Teaching is, in many ways, an impossible task. Socrates posed it as an epistemological question, a question of knowing: How is it possible for someone to learn something he doesn’t know? For Socrates, the movement of the mind from Point A to Point B is infinite. He therefore claims that all learning is memory and the duty of the teacher is to make students remember what they already know.
Perhaps. But I don’t agree. I believe it is the job of the professor — not the elementary school teacher who faces even harder, but different, challenges — to radically alter (yes, I split infinitives because grammar is often arbitrary) how students think, to have them look at the world in ways they never even thought possible. After all, I’m not teaching them the names of veins and muscles: I’m teaching them — or trying to teach them — how to think in a multicentered universe. Not every teacher’s job is the same. I assume this is obvious.
Now look at the room: 150 students, 150 lives, 150 different ways of learning, 150 different attention spans, 150 different appetites, vocabularies, experiences. How in the world am I going to reach them all?
The fact is: I’m not. Some students just don’t want to be there (even though college is a choice for which you literally must pay). Some have personal issues distracting them. Some learn incredibly quickly; others take time — lots of time. Some will just never get it no matter what — out of an endless boredom, lack of interest, or lack of cognitive ability.
So what am I, as the professor, to do? I could aim for the most bored, least intellectually curious and capable. But then I’ll waste the time of the bright and curious and ready and attentive.
And even if I aim for the least intellectually capable student, must I simplify the material? Do I dumb it down? Or do I say: I will teach you if it takes all year but I will teach you the full complexity of the book? I will not reduce Nietzsche for you. I will not dumb down Deleuze. You, student, will have to reach towards me just as I reach towards you.
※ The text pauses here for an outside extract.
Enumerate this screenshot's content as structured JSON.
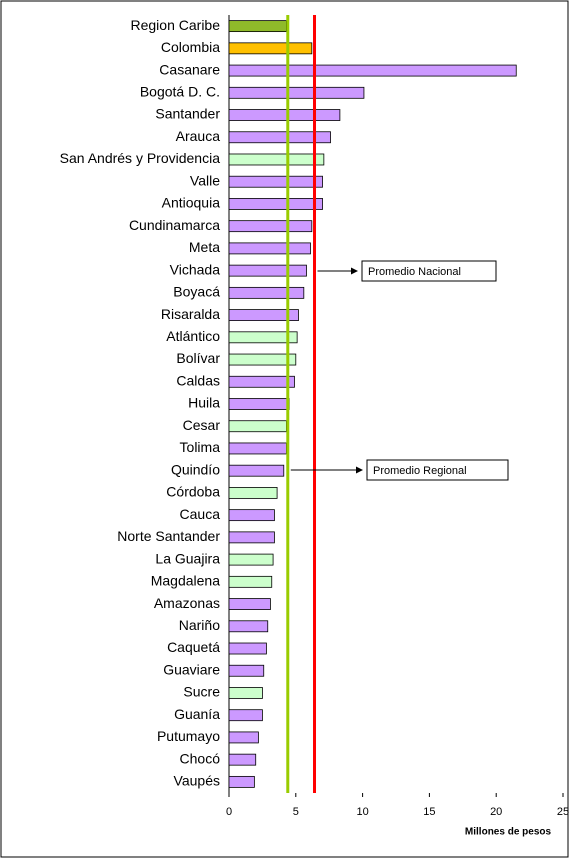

Well, I don’t think it’s right to speak to only that student, that one out of 150. So I aim for the brightest, the most attentive, the students who really want to be there. I don’t simplify the material — ideas and books that are complex and strange. On the contrary, I amplify the oddity, amplify the complexity. Of course, students will get overwhelmed, confused — that is a necessary stage of all learning, by definition.
So I repeat myself, often. I try to make the same point from different perspectives, using different examples. But I never simplify; I never reduce. I continue to teach to the smartest in people. Because I believe by reducing the ideas, dumbing them down, I do no one a service. I just make the world dumber and less interesting.
And when the brightest, most attentive students seem to get it, I’ll linger just a bit longer and then move on. For those who don’t get it but want to get it, well, that’s why there are office hours. But I’m not going to bore the rest of the class just to reach you. The smarties have suffered enough throughout their schooling.
And then, once in a while, I’ll push the material even further. Why? Because I don’t want those smartest, most attentive students to think they’re done. I want them to aspire, always, to thinking more. I want them to know that to master material is to die intellectually. A little confusion, a little wonder, spurs thought and creativity.
To bring out the best — in students, in the world — I believe it best to speak to the smartest in all.